How COVID-19 broke AI

Machine learning is a process in which an algorithm is trained by looking at past data. During the pandemic, people started behaving in ways that the models had never seen before. Consequently, recommendation engines, sentiment analysis models, and inventory management algorithms went haywire.

“Machine-learning models are designed to respond to changes. But most are also fragile; they perform badly when input data differs too much from the data they were trained on. It is a mistake to assume you can set up an AI system and walk away…”

MIT Technology Review, Our weird behavior during the pandemic is messing with AI models (~5 min)

Union-busting big data

At Amazon-owned Whole Foods, employee behavior is quantified to estimate the probability that they will join a union. Besides “Team Member” sentiment, also store and external risks made it into the model that predicts in which of Whole Foods’ 510 stores, employees will organize in unions.

“Overall, US companies spent at least $100 million on consulting services for anti-union campaigns between 2014 and 2017, […] using a data-powered heat map to monitor for unionization risks ‘is just the next frontier of employer opposition to unions.‘”

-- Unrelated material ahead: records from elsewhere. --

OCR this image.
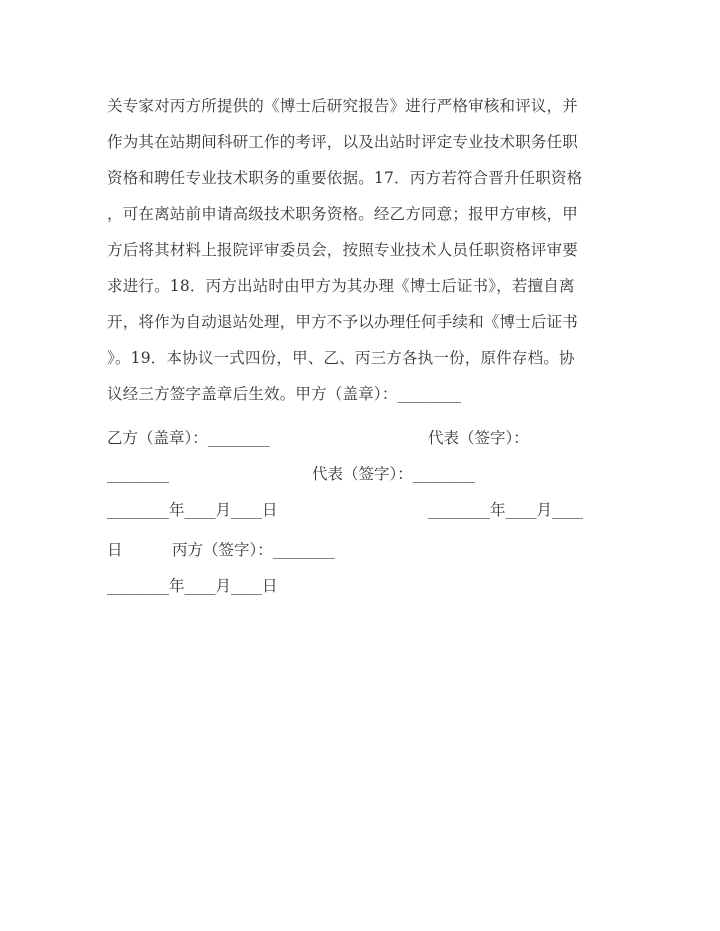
关专家对丙方所提供的《博士后研究报告》进行严格审核和评议，并
作为其在站期间科研工作的考评，以及出站时评定专业技术职务任职
资格和聘任专业技术职务的重要依据。17．丙方若符合晋升任职资格
，可在离站前申请高级技术职务资格。经乙方同意；报甲方审核，甲
方后将其材料上报院评审委员会，按照专业技术人员任职资格评审要
求进行。18．丙方出站时由甲方为其办理《博士后证书》，若擅自离
开，将作为自动退站处理，甲方不予以办理任何手续和《博士后证书
》。19．本协议一式四份，甲、乙、丙三方各执一份，原件存档。协
议经三方签字盖章后生效。甲方（盖章）：________
乙方（盖章）：________	代表（签字）：
________	代表（签字）：________
________年____月____日	________年____月____
日	丙方（签字）：________
________年____月____日
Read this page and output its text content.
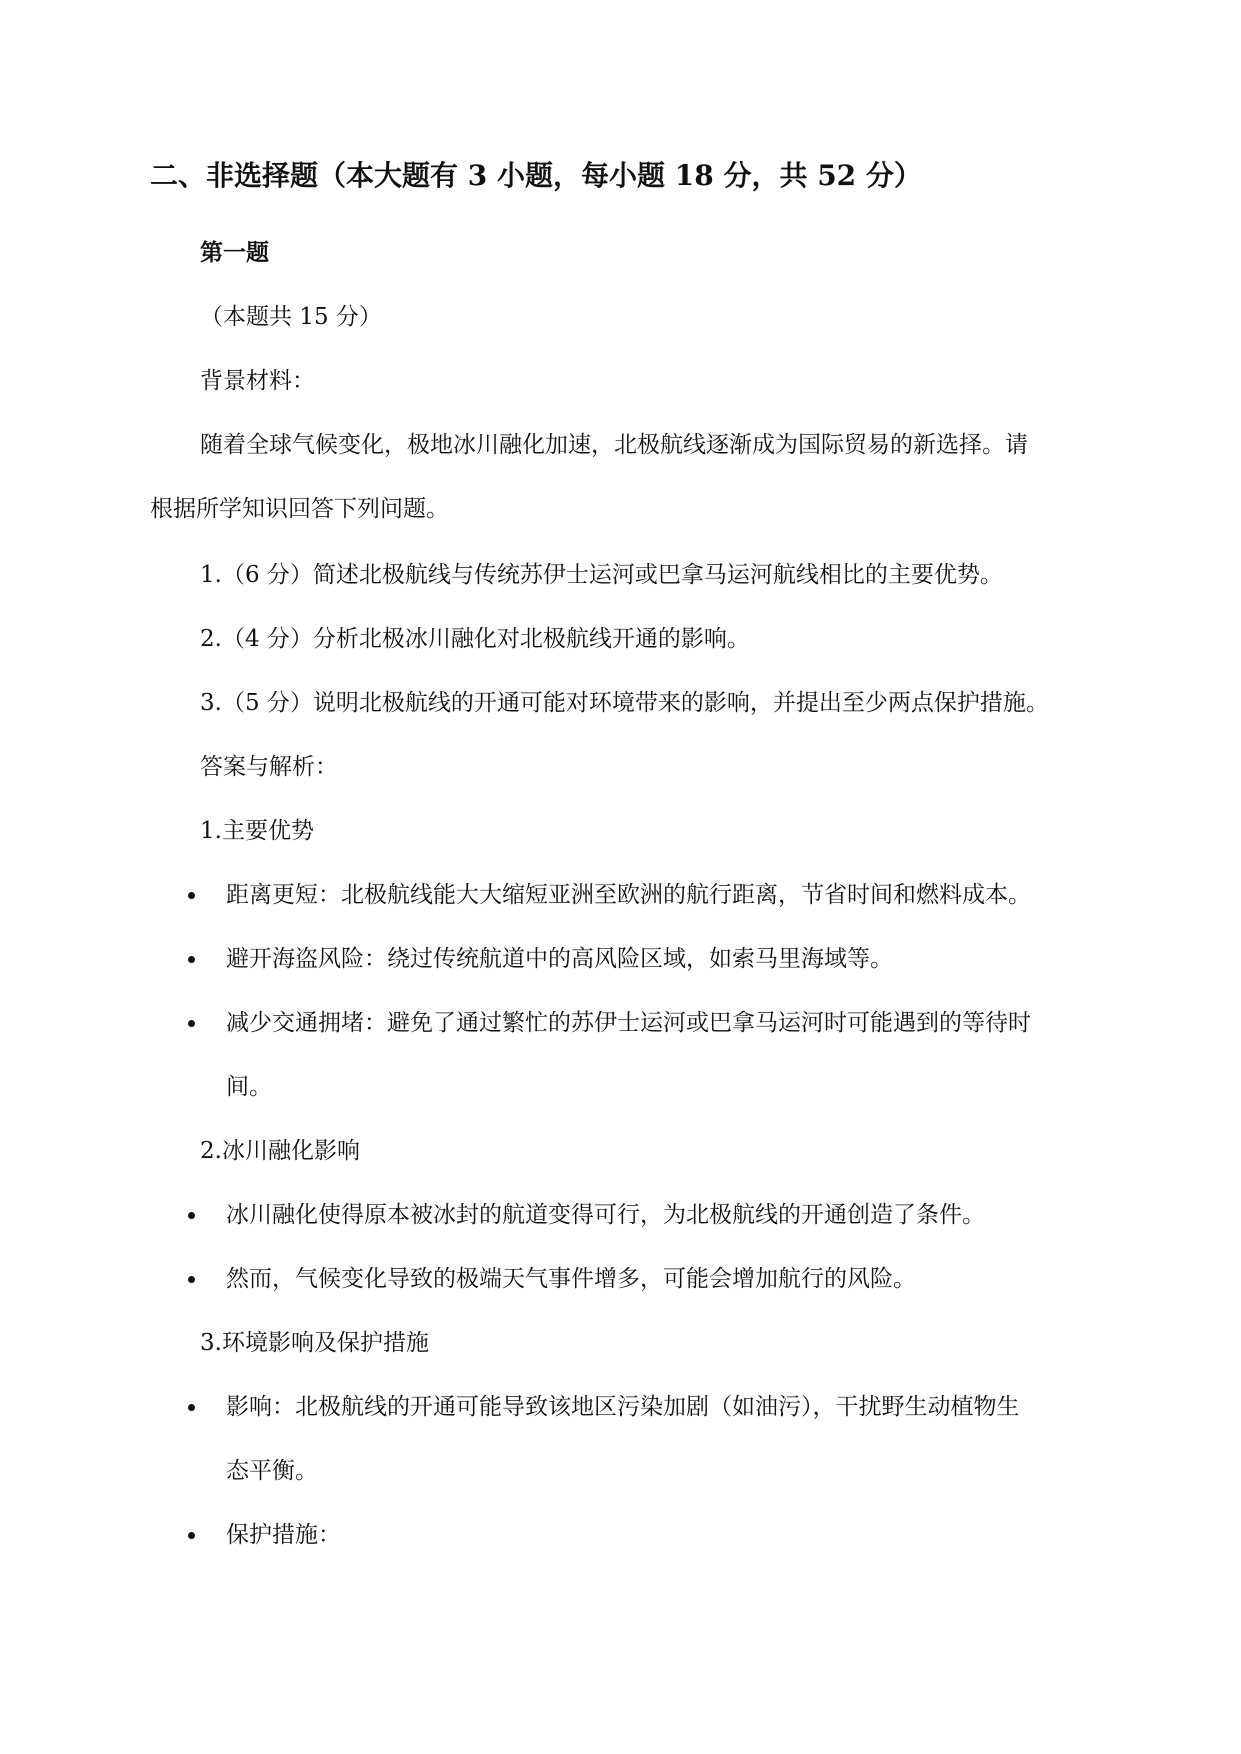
二、非选择题（本大题有 3 小题，每小题 18 分，共 52 分）
第一题
（本题共 15 分）
背景材料：
随着全球气候变化，极地冰川融化加速，北极航线逐渐成为国际贸易的新选择。请
根据所学知识回答下列问题。
1.（6 分）简述北极航线与传统苏伊士运河或巴拿马运河航线相比的主要优势。
2.（4 分）分析北极冰川融化对北极航线开通的影响。
3.（5 分）说明北极航线的开通可能对环境带来的影响，并提出至少两点保护措施。
答案与解析：
1.主要优势
距离更短：北极航线能大大缩短亚洲至欧洲的航行距离，节省时间和燃料成本。
避开海盗风险：绕过传统航道中的高风险区域，如索马里海域等。
减少交通拥堵：避免了通过繁忙的苏伊士运河或巴拿马运河时可能遇到的等待时
间。
2.冰川融化影响
冰川融化使得原本被冰封的航道变得可行，为北极航线的开通创造了条件。
然而，气候变化导致的极端天气事件增多，可能会增加航行的风险。
3.环境影响及保护措施
影响：北极航线的开通可能导致该地区污染加剧（如油污），干扰野生动植物生
态平衡。
保护措施：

Business Insider, Amazon-owned Whole Foods is quietly tracking its employees with a heat map tool that ranks which stores are most at risk of unionizing (~6 min)

Down the abyss of hand-drawn viz’

Edward Tufte named Charles Joseph Minard’s Carte Figurative “the best statistical graphic ever drawn.” An amateur historian of the Napoleonic era myself, I agree there’s probably no better way to visualize the human toll of the Russian campaign. In this piece, Paul Kahn traveled to Paris to revisit “The Minard System” of visualizing data.

“Minard would “strongly resist the tendency of the tyranny of precise geographical position to detract from the essential communication of his chosen theme.” To put it another way, Minard distorted geography when it allowed him to better tell the data’s story. His diagrams frequently include altered coastlines and changes to the relative size of countries, oceans and continents, always to accommodate the data.”

Paul Kahn (Medium), Touching Minard (~25 min)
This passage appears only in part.